IoT Based Emergency Vehicle Detection using YOLOv8
Authors
Abstract
The Research focuses on the real-time identification of emergency vehicles using the YOLOv8 algorithm in the context of IoT. The aim is to develop an efficient and accurate emergency vehicle detection system to improve emergency service response times. The proposed system utilizes the YOLOv8 algorithm trained and tested with a dataset from a camera placed on a busy road. The results demonstrate that the system can detect emergency vehicles at a speed of 31 frames per second with a 95% accuracy rate. The system is implemented using a Raspberry Pi as an edge device, processing the live video stream from an IoT device equipped with a camera. Once an emergency vehicle is detected, an alert is sent to the emergency services for prompt action. The study highlights the potential of the YOLOv8 algorithm and IoT in creating effective and reliable emergency vehicle detection systems.
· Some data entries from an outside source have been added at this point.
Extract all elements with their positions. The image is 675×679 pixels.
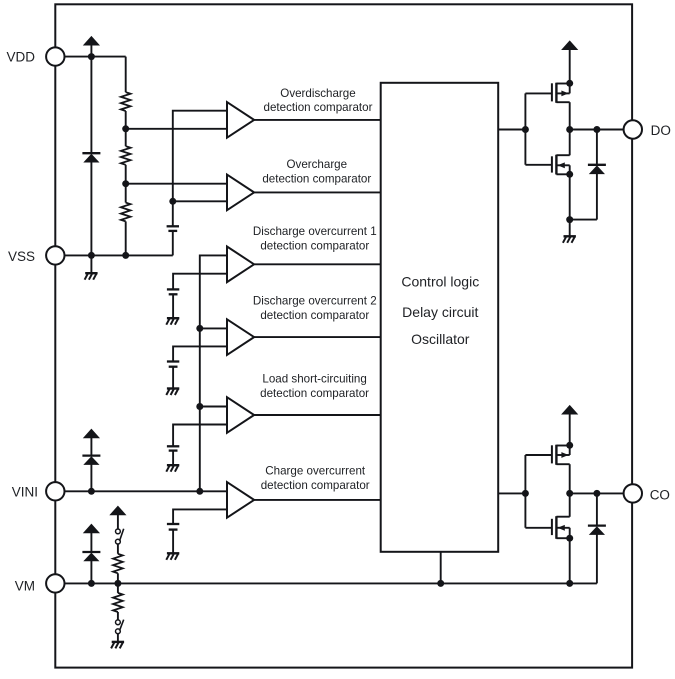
wire U5 output <box>254 414 380 416</box>
capacitor C5 <box>167 524 179 530</box>
wire node B to R3 <box>125 184 127 203</box>
op-amp U4 discharge overcurrent 2 detection comparator <box>227 319 254 355</box>
ground C3 <box>166 367 179 395</box>
diode D3 VM clamp <box>82 552 100 561</box>
wire C1 to VSS rail <box>172 231 174 256</box>
ground VSS pin <box>85 255 98 279</box>
wire DO gate vertical <box>524 93 526 164</box>
wire Q4 gate lead <box>525 527 552 529</box>
wire R1 to node A <box>125 111 127 129</box>
ground C5 <box>166 530 179 560</box>
wire comp1 bottom input <box>126 128 227 130</box>
DO VDD arrow <box>561 40 578 83</box>
resistor R3 <box>121 203 131 222</box>
wire R5 to SW2 <box>117 612 119 620</box>
label U4 <box>253 295 377 322</box>
op-amp U2 overcharge detection comparator <box>227 175 254 211</box>
wire R4 to VM <box>117 573 119 583</box>
svg-text:Charge overcurrent: Charge overcurrent <box>265 465 366 478</box>
op-amp U3 discharge overcurrent 1 detection comparator <box>227 247 254 283</box>
node bus-comp4 junction <box>196 325 203 332</box>
wire comp5 bottom input <box>173 425 227 447</box>
svg-text:detection comparator: detection comparator <box>262 172 371 185</box>
svg-text:Delay circuit: Delay circuit <box>402 304 478 320</box>
capacitor C2 <box>167 289 179 294</box>
wire CO output line <box>570 492 624 494</box>
wire comp2 bottom input <box>173 200 227 202</box>
ground C4 <box>166 451 179 472</box>
wire control block to VM <box>440 552 442 584</box>
wire Q4 source to VM <box>569 538 571 583</box>
wire Q3 drain to CO node <box>569 464 571 517</box>
node Q3 source-body <box>566 442 573 449</box>
label U2 <box>262 158 371 185</box>
node Q2 source-body <box>566 171 573 178</box>
pin CO <box>624 484 670 502</box>
wire DO output line <box>570 129 624 131</box>
node B (R2/R3) <box>122 180 129 187</box>
node VSS-clamp junction <box>88 252 95 259</box>
wire D5 cathode <box>596 493 598 525</box>
wire comp5 top input <box>200 406 227 408</box>
VM clamp arrow <box>83 524 100 552</box>
node VM-Q4 junction <box>566 580 573 587</box>
label U5 <box>260 373 369 400</box>
wire clamp column lower <box>90 162 92 256</box>
node block-VM junction <box>437 580 444 587</box>
svg-text:VINI: VINI <box>12 484 38 499</box>
wire VDD rail <box>55 56 125 58</box>
node Q1 source-body <box>566 80 573 87</box>
wire comp6 bottom input <box>173 509 227 524</box>
wire DO gate drive horizontal <box>498 129 525 131</box>
node VSS-R3 junction <box>122 252 129 259</box>
CO VDD arrow <box>561 405 578 445</box>
wire comp2 top input <box>126 183 227 185</box>
node bus-VINI junction <box>196 488 203 495</box>
switch SW1 <box>116 529 124 544</box>
control logic block <box>381 83 499 552</box>
wire Q3 gate lead <box>525 454 552 456</box>
wire D5 anode <box>596 534 598 583</box>
node VM-pull column junction <box>114 580 121 587</box>
pin DO <box>624 120 671 138</box>
VM pull-up arrow <box>109 506 126 529</box>
pin VM <box>15 574 65 594</box>
resistor R5 <box>113 593 123 612</box>
transistor Q2 (NMOS) <box>552 155 570 175</box>
node A (R1/R2) <box>122 125 129 132</box>
capacitor C4 <box>167 446 179 450</box>
switch SW2 <box>116 620 124 634</box>
svg-text:VSS: VSS <box>8 249 35 264</box>
wire comp3 top input <box>200 255 227 491</box>
svg-text:Discharge overcurrent 1: Discharge overcurrent 1 <box>253 225 377 238</box>
op-amp U5 load short-circuiting detection comparator <box>227 397 254 433</box>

The proposed solution is cost-effective, easy to implement, and adaptable to existing infrastructure. It has the capability to save lives and enhance emergency response by reducing response times. Future improvements can include the incorporation of more advanced machine learning algorithms and additional sensors to identify other emergency vehicles like ambulances and fire engines. The research emphasizes the potential of IoT and machine learning in developing innovative solutions for emergency services, particularly in the realm of intelligent transportation systems.